Ε12 = (∂q₁/∂p₂) * (p₂/q₁) = 0

The expenditure elasticity of demand for Q₁ (η1) is:

Η1 = (∂q₁/∂I) * (I/q₁) = 2

**2-8 Derive the elasticity of supply of work with respect to the wage rate for the supply curve for**

**work given by the example in Sec. 2-4.**

**In section 2-4, the supply curve for work is given by:**

W = H(1-τ)w

Where W is the wage income, H is the number of hours worked, τ is the tax rate, and w is the wage rate.

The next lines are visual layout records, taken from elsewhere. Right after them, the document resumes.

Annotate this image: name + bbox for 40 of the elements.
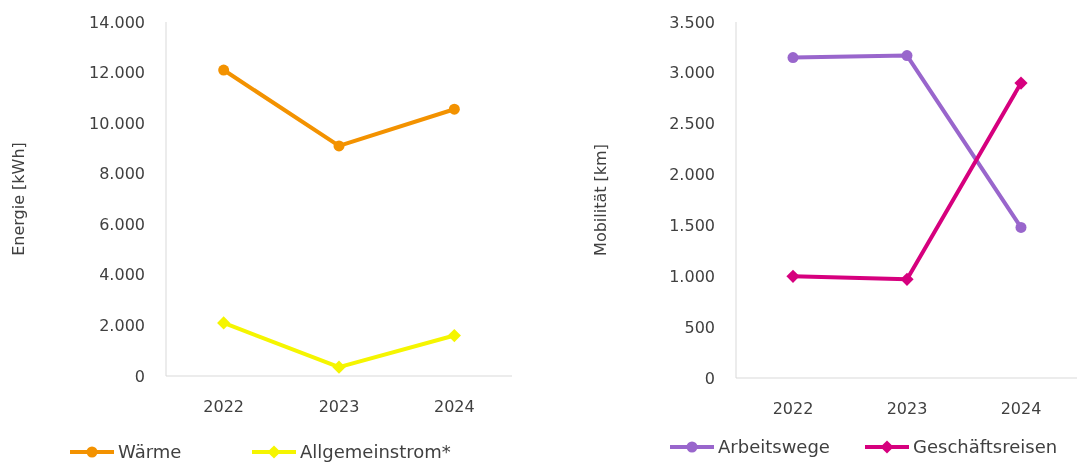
x-tick-label: 2024 — [1000, 399, 1042, 418]
point — [332, 360, 346, 374]
x-tick-label: 2023 — [886, 399, 928, 418]
point — [448, 103, 460, 115]
point — [1015, 221, 1027, 233]
x-tick-label: 2023 — [318, 397, 360, 416]
point — [786, 269, 800, 283]
point — [447, 328, 461, 343]
legend-label: Arbeitswege — [718, 436, 830, 458]
y-tick-label: 4.000 — [99, 265, 145, 285]
point — [787, 52, 799, 64]
y-tick-label: 6.000 — [99, 214, 145, 234]
point — [217, 316, 231, 330]
y-tick-label: 3.000 — [669, 63, 715, 83]
legend-label: Geschäftsreisen — [913, 436, 1058, 458]
point — [218, 64, 230, 76]
y-tick-label: 14.000 — [89, 12, 145, 32]
y-tick-label: 8.000 — [99, 164, 145, 184]
y-tick-label: 0 — [704, 368, 715, 388]
y-tick-label: 1.000 — [669, 266, 715, 286]
point — [901, 50, 913, 62]
x-tick-label: 2022 — [203, 397, 245, 416]
y-axis-title: Energie [kWh] — [8, 142, 28, 256]
y-tick-label: 2.500 — [669, 114, 715, 134]
y-tick-label: 2.000 — [669, 165, 715, 185]
y-tick-label: 3.500 — [669, 12, 715, 32]
y-tick-label: 1.500 — [669, 216, 715, 236]
point — [900, 272, 914, 286]
y-axis-title: Mobilität [km] — [590, 144, 610, 256]
legend-label: Allgemeinstrom* — [300, 441, 451, 463]
y-tick-label: 2.000 — [99, 316, 145, 336]
y-tick-label: 0 — [134, 366, 145, 386]
point — [333, 140, 345, 152]
y-tick-label: 500 — [684, 317, 715, 337]
legend-label: Wärme — [118, 441, 182, 463]
point — [1014, 76, 1028, 90]
y-tick-label: 10.000 — [89, 113, 145, 133]
x-tick-label: 2022 — [772, 399, 814, 418]
y-tick-label: 12.000 — [89, 63, 145, 83]
x-tick-label: 2024 — [433, 397, 475, 416]
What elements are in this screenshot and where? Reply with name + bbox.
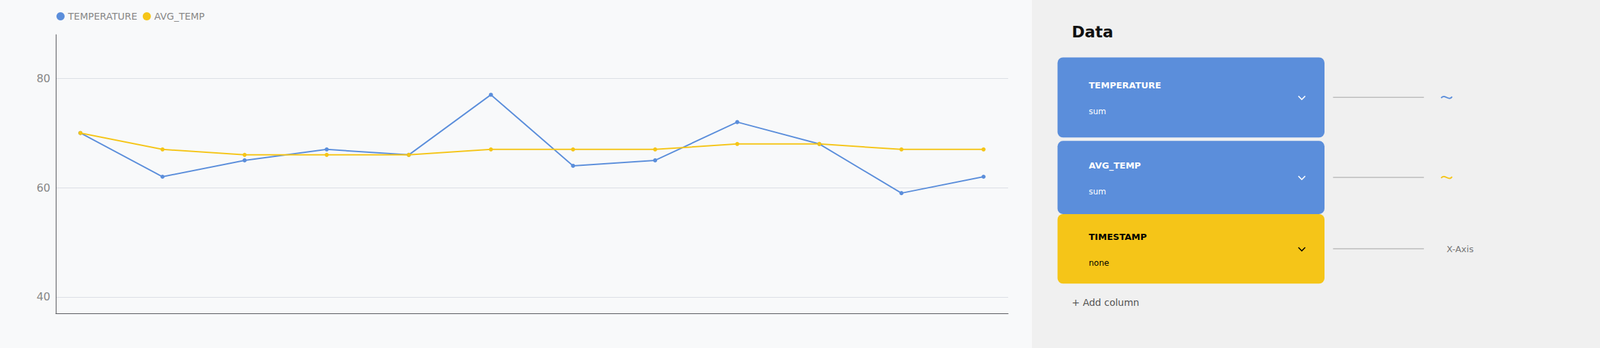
svg-text:+ Add column: + Add column	[1071, 297, 1139, 309]
svg-text:TEMPERATURE: TEMPERATURE	[1089, 80, 1162, 91]
svg-text:X-Axis: X-Axis	[1446, 244, 1475, 255]
svg-text:80: 80	[36, 72, 51, 86]
svg-text:TEMPERATURE: TEMPERATURE	[67, 10, 138, 22]
svg-text:TIMESTAMP: TIMESTAMP	[1089, 231, 1147, 243]
svg-text:none: none	[1089, 258, 1110, 269]
svg-text:40: 40	[36, 290, 51, 304]
svg-text:sum: sum	[1089, 187, 1107, 197]
svg-text:AVG_TEMP: AVG_TEMP	[154, 10, 205, 22]
svg-text:Data: Data	[1071, 23, 1113, 41]
svg-text:60: 60	[36, 181, 51, 195]
svg-text:AVG_TEMP: AVG_TEMP	[1089, 160, 1142, 172]
svg-text:sum: sum	[1089, 106, 1107, 117]
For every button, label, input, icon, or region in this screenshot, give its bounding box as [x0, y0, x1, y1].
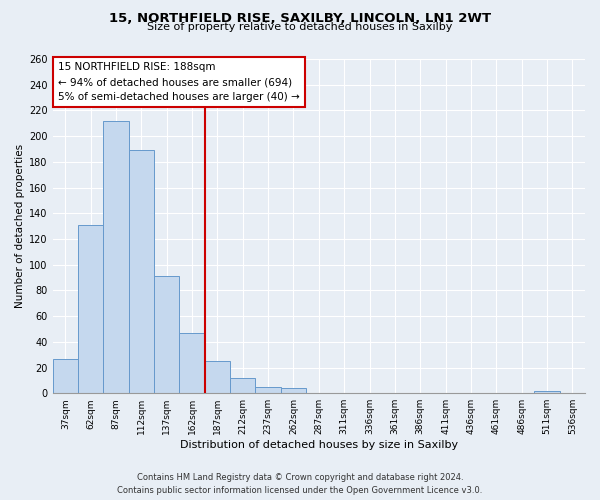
Y-axis label: Number of detached properties: Number of detached properties — [15, 144, 25, 308]
Bar — [78, 225, 103, 393]
X-axis label: Distribution of detached houses by size in Saxilby: Distribution of detached houses by size … — [180, 440, 458, 450]
Text: 15 NORTHFIELD RISE: 188sqm
← 94% of detached houses are smaller (694)
5% of semi: 15 NORTHFIELD RISE: 188sqm ← 94% of deta… — [58, 62, 300, 102]
Bar — [154, 276, 179, 393]
Bar — [205, 361, 230, 393]
Bar — [129, 150, 154, 393]
Bar — [103, 120, 129, 393]
Text: Contains HM Land Registry data © Crown copyright and database right 2024.
Contai: Contains HM Land Registry data © Crown c… — [118, 474, 482, 495]
Bar — [535, 390, 560, 393]
Bar — [256, 387, 281, 393]
Bar — [281, 388, 306, 393]
Bar — [53, 358, 78, 393]
Text: 15, NORTHFIELD RISE, SAXILBY, LINCOLN, LN1 2WT: 15, NORTHFIELD RISE, SAXILBY, LINCOLN, L… — [109, 12, 491, 26]
Bar — [230, 378, 256, 393]
Bar — [179, 333, 205, 393]
Text: Size of property relative to detached houses in Saxilby: Size of property relative to detached ho… — [148, 22, 452, 32]
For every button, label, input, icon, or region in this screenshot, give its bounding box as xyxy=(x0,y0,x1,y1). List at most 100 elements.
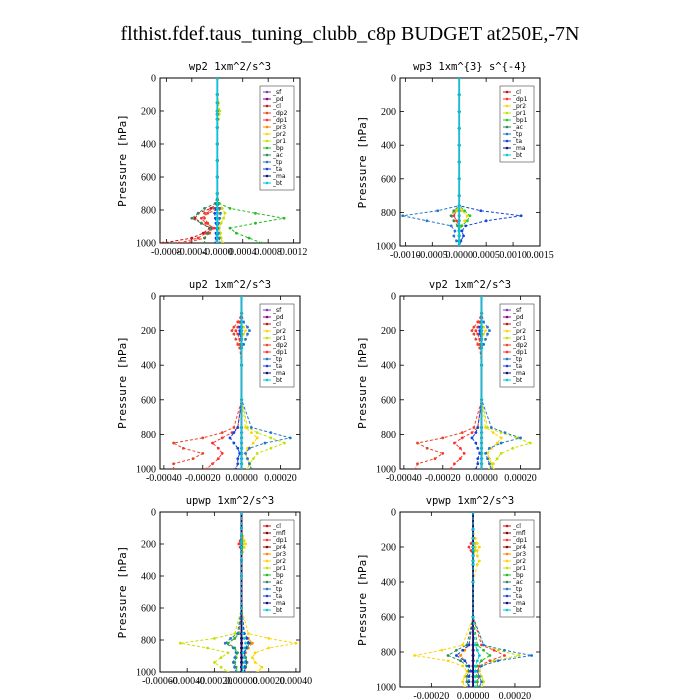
data-point xyxy=(161,241,165,243)
data-point xyxy=(203,216,206,220)
data-point xyxy=(223,211,227,215)
data-point xyxy=(489,446,493,450)
data-point xyxy=(249,467,253,469)
y-axis-label: Pressure [hPa] xyxy=(116,336,129,429)
y-tick-label: 400 xyxy=(381,141,396,152)
x-tick-label: 0.00020 xyxy=(252,676,285,687)
data-point xyxy=(480,452,484,455)
data-point xyxy=(216,457,220,461)
data-point xyxy=(240,661,243,664)
data-point xyxy=(475,643,479,647)
y-tick-label: 400 xyxy=(141,140,156,151)
x-tick-label: -0.0005 xyxy=(417,250,448,261)
data-point xyxy=(236,457,240,461)
data-point xyxy=(220,206,224,210)
x-tick-label: 0.00000 xyxy=(225,676,258,687)
data-point xyxy=(480,457,484,461)
data-point xyxy=(480,329,484,332)
data-point xyxy=(480,426,484,429)
data-point xyxy=(242,332,246,336)
legend-marker xyxy=(505,524,509,528)
data-point xyxy=(269,436,273,440)
data-point xyxy=(240,325,244,329)
legend-entry: _ta xyxy=(512,593,522,600)
legend-marker xyxy=(505,350,509,354)
legend-entry: _sf xyxy=(272,307,282,314)
legend-entry: _pr1 xyxy=(512,565,526,572)
data-point xyxy=(201,436,205,440)
data-point xyxy=(240,431,244,435)
legend-entry: _dp2 xyxy=(272,342,288,349)
legend-marker xyxy=(265,111,269,115)
data-point xyxy=(249,426,253,429)
data-point xyxy=(455,239,458,243)
data-point xyxy=(240,398,244,402)
panel-title: wp2 1xm^2/s^3 xyxy=(189,61,271,73)
series-group xyxy=(178,512,298,672)
data-point xyxy=(240,337,244,341)
data-point xyxy=(433,457,437,461)
data-point xyxy=(480,436,484,440)
data-point xyxy=(475,659,479,663)
legend-marker xyxy=(505,153,509,157)
x-tick-label: -0.0004 xyxy=(176,247,207,258)
legend-marker xyxy=(505,545,509,549)
data-point xyxy=(469,549,473,552)
data-point xyxy=(478,669,481,673)
y-axis-label: Pressure [hPa] xyxy=(116,114,129,207)
data-point xyxy=(240,641,243,645)
data-point xyxy=(178,641,182,645)
data-point xyxy=(436,209,440,213)
data-point xyxy=(465,675,469,678)
data-point xyxy=(242,646,246,650)
data-point xyxy=(234,337,238,341)
data-point xyxy=(233,665,237,669)
data-point xyxy=(240,606,243,610)
data-point xyxy=(441,436,445,440)
y-tick-label: 600 xyxy=(141,173,156,184)
data-point xyxy=(234,651,238,655)
data-point xyxy=(215,231,219,235)
data-point xyxy=(242,320,246,324)
legend-entry: _sf xyxy=(272,89,282,96)
data-point xyxy=(240,343,244,346)
legend-marker xyxy=(265,545,269,549)
data-point xyxy=(263,441,267,445)
legend-entry: _bp1 xyxy=(512,117,528,124)
legend-marker xyxy=(505,118,509,122)
legend-entry: _dp2 xyxy=(512,342,528,349)
legend-entry: _dp1 xyxy=(272,537,288,544)
data-point xyxy=(244,426,247,429)
data-point xyxy=(467,680,471,684)
data-point xyxy=(486,452,489,455)
data-point xyxy=(222,216,226,220)
data-point xyxy=(463,675,467,678)
data-point xyxy=(201,452,205,455)
data-point xyxy=(240,296,244,298)
legend-entry: _ac xyxy=(512,579,523,586)
data-point xyxy=(471,648,475,652)
data-point xyxy=(473,536,477,540)
data-point xyxy=(172,441,176,445)
y-axis-label: Pressure [hPa] xyxy=(356,116,369,209)
y-tick-label: 800 xyxy=(141,636,156,647)
data-point xyxy=(478,664,481,668)
legend-entry: _bt xyxy=(512,152,523,159)
legend-marker xyxy=(505,378,509,382)
legend-marker xyxy=(265,181,269,185)
data-point xyxy=(218,216,222,220)
data-point xyxy=(480,664,483,668)
figure-title: flthist.fdef.taus_tuning_clubb_c8p BUDGE… xyxy=(120,23,579,45)
y-tick-label: 400 xyxy=(381,578,396,589)
data-point xyxy=(199,216,203,220)
data-point xyxy=(482,332,486,336)
legend-marker xyxy=(505,594,509,598)
data-point xyxy=(491,462,495,466)
legend-entry: _cl xyxy=(512,89,521,96)
legend-marker xyxy=(505,608,509,612)
x-tick-label: 0.00020 xyxy=(264,473,297,484)
legend-marker xyxy=(265,364,269,368)
data-point xyxy=(452,209,456,213)
legend-entry: _pr2 xyxy=(512,328,526,335)
data-point xyxy=(463,659,467,663)
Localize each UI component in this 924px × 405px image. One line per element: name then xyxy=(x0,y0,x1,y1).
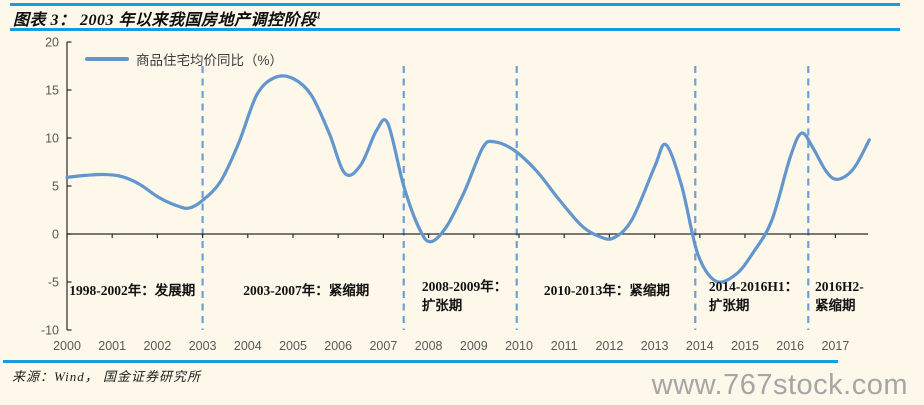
phase-annotation: 2010-2013年：紧缩期 xyxy=(543,283,670,298)
x-tick-label: 2000 xyxy=(53,339,81,353)
x-tick-label: 2010 xyxy=(505,339,533,353)
x-tick-label: 2017 xyxy=(821,339,849,353)
x-tick-label: 2013 xyxy=(641,339,669,353)
x-tick-label: 2007 xyxy=(369,339,397,353)
x-tick-label: 2005 xyxy=(279,339,307,353)
x-tick-label: 2008 xyxy=(415,339,443,353)
x-tick-label: 2003 xyxy=(189,339,217,353)
phase-annotation: 1998-2002年：发展期 xyxy=(69,283,196,298)
phase-annotation: 2016H2- 紧缩期 xyxy=(815,279,864,313)
legend: 商品住宅均价同比（%） xyxy=(85,49,283,69)
footer-rule xyxy=(3,360,838,363)
legend-line-swatch xyxy=(85,57,129,61)
y-tick-label: 20 xyxy=(45,36,59,50)
x-tick-label: 2012 xyxy=(595,339,623,353)
legend-label: 商品住宅均价同比（%） xyxy=(136,53,284,68)
y-tick-label: 0 xyxy=(52,228,59,242)
x-tick-label: 2002 xyxy=(143,339,171,353)
x-tick-label: 2004 xyxy=(234,339,262,353)
chart-title-text: 图表 3： 2003 年以来我国房地产调控阶段 xyxy=(13,12,317,29)
x-tick-label: 2006 xyxy=(324,339,352,353)
y-tick-label: 15 xyxy=(45,84,59,98)
y-tick-label: 10 xyxy=(45,132,59,146)
title-top-rule xyxy=(10,3,900,6)
x-tick-label: 2011 xyxy=(551,339,578,353)
x-tick-label: 2009 xyxy=(460,339,488,353)
chart-title-footnote-mark: 1 xyxy=(316,10,322,21)
x-tick-label: 2016 xyxy=(776,339,804,353)
watermark-text: www.767stock.com xyxy=(651,369,908,401)
phase-annotation: 2003-2007年：紧缩期 xyxy=(243,283,370,298)
x-tick-label: 2015 xyxy=(731,339,759,353)
price-yoy-line xyxy=(65,74,871,284)
y-tick-label: -10 xyxy=(41,324,59,338)
y-tick-label: -5 xyxy=(48,276,59,290)
chart-title: 图表 3： 2003 年以来我国房地产调控阶段1 xyxy=(13,6,322,30)
title-bottom-rule xyxy=(10,28,900,31)
x-tick-label: 2014 xyxy=(686,339,714,353)
source-note: 来源：Wind， 国金证券研究所 xyxy=(12,369,201,384)
phase-annotation: 2008-2009年： 扩张期 xyxy=(421,279,508,313)
phase-annotation: 2014-2016H1： 扩张期 xyxy=(708,279,799,313)
y-tick-label: 5 xyxy=(52,180,59,194)
x-tick-label: 2001 xyxy=(98,339,126,353)
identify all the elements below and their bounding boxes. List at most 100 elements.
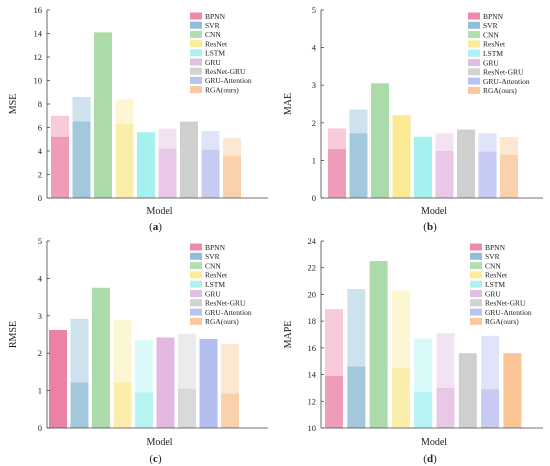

To find the elasticity of supply of work with respect to the wage rate (εw), we use the formula:

Εw = (∂H/∂w) * (w/H)

Taking the derivative of the supply curve with respect to w:

∂W/∂w = H(1-τ)

Using the chain rule, we find the derivative of H with respect to w:

∂H/∂w = (∂H/∂W) * (∂W/∂w)

= [(1-τ)/w] * [H(1-τ)]

= H(1-τ)²/w

Substituting into the elasticity of supply formula:

Εw = [H(1-τ)²/w] * (w/H)

Simplifying:

Εw = (1-τ)²

Therefore, the elasticity of supply of work with respect to the wage rate is (1-τ)².